1000 Words A Day

Being a productive writer means you have to wear a lot of little hats. Writer, editor, world builder, outliner, proofreader, graphic designer, etc.

If there is one lesson I’ve learned over the last year to being a productive writer, it’s to prioritize new content over anything else every day. Editing is of course important, but you can’t edit what you don’t have created. Plus, many authors, me included, are partial or full-on pantsers, or authors who write by the seat of their pants.

In fact, I would say that pansters need to ensure they are writing new content more than those that outline extensively, since many of our plot twits and character developments aren’t known until the story is written. Many times these scenes require extensive rewriting, or we might even throw away large chunks of the story to be re-written once we realize where the story is truly going.

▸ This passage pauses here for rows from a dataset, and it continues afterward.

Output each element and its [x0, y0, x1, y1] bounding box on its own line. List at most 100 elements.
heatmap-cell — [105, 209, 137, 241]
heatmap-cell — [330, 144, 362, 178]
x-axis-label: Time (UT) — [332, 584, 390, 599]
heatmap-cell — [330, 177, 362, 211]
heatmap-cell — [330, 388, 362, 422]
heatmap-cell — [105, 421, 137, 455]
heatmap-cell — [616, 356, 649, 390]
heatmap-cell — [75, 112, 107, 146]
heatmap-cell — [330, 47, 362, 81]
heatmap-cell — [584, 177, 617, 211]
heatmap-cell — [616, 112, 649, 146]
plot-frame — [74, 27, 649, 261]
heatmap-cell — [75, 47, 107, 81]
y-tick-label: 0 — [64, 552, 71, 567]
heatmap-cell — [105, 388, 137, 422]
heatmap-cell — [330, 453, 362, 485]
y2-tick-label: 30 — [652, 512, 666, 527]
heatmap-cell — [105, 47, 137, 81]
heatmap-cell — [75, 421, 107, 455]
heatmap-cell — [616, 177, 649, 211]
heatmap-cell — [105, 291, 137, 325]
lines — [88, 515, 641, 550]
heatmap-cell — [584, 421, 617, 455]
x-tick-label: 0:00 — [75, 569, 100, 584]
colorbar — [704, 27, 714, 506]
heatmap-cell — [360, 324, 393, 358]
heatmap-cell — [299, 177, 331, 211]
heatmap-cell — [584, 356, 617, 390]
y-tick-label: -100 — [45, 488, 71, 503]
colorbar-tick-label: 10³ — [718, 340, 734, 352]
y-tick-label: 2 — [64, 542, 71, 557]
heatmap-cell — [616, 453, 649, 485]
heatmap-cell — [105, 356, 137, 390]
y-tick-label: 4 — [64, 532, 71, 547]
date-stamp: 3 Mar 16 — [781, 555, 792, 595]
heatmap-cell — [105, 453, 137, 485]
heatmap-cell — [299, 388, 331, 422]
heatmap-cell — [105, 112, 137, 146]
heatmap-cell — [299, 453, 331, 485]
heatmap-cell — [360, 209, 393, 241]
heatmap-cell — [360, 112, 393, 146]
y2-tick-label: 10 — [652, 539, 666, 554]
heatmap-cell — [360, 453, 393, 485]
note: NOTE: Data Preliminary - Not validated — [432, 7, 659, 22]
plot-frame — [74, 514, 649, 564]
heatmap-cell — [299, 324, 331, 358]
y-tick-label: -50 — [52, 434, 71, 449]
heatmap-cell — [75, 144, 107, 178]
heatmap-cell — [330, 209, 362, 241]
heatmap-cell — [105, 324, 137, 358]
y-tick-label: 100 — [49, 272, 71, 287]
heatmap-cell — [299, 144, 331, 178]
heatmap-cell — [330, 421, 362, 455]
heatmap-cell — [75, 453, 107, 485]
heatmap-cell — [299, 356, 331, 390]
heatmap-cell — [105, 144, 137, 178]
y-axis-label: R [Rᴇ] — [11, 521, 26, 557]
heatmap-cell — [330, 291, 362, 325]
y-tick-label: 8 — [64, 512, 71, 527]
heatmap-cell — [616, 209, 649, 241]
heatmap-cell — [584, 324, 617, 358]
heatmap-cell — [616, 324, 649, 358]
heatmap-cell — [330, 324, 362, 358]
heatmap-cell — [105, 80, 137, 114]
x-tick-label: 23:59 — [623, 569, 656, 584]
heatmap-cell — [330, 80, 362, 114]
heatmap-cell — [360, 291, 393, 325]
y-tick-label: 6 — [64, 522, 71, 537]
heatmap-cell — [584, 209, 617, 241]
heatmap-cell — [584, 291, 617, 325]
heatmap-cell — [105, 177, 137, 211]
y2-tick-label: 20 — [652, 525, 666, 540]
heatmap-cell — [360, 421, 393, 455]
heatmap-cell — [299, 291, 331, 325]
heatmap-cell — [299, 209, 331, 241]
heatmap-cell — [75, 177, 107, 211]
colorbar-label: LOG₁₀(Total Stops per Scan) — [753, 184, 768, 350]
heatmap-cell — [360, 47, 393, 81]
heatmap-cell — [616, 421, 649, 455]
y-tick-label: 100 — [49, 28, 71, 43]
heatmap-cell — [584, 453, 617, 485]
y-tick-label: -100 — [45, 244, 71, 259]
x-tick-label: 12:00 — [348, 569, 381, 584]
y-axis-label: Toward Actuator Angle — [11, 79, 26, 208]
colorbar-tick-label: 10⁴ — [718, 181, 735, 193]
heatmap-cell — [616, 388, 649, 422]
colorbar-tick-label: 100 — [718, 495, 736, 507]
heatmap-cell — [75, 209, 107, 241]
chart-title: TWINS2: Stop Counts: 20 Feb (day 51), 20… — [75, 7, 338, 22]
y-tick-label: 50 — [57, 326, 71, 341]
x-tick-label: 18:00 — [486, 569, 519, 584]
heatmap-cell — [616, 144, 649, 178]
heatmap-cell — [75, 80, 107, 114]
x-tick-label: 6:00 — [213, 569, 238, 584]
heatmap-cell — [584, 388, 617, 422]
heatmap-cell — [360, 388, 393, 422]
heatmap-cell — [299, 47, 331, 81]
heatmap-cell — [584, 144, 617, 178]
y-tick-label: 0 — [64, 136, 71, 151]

Not making it a daily habit to write new content everyday has been the #1 regret for my writing career for the last few years. Had I stuck to that simple habit, I’d be putting out 365,000 words a year, or a million words every three years. Even if I throw half of those words away, that’s easily 2-3 books worth of editable content that could be published, plus handfuls of short stories, novellas, and other things to giveaway to newsletter subscribers, anthologies, or put up on blogs for promotional material.

It’s so important, that when I came up with this (duh) realization a couple months ago, I stopped all other activities to ensure that this habit was followed, and so far, I have.

I look forward to doing my end of the year or mid-year review next year and saying how I have been writing for half a year, or a full year, non-stop, 7 days a week, 365 days a year. That’s a lot of words, and hopefully, the books to back that production up.

So take it from me, a man who’s been trying to become an author for a number of years, and is slowly, hard-heatedly, learning things the correct way after lots of trial, error, and mistakes. Write each day. Don’t market, edit, or even check email till you have your words done. Do this, and you’ll set yourself up better than most to be successful.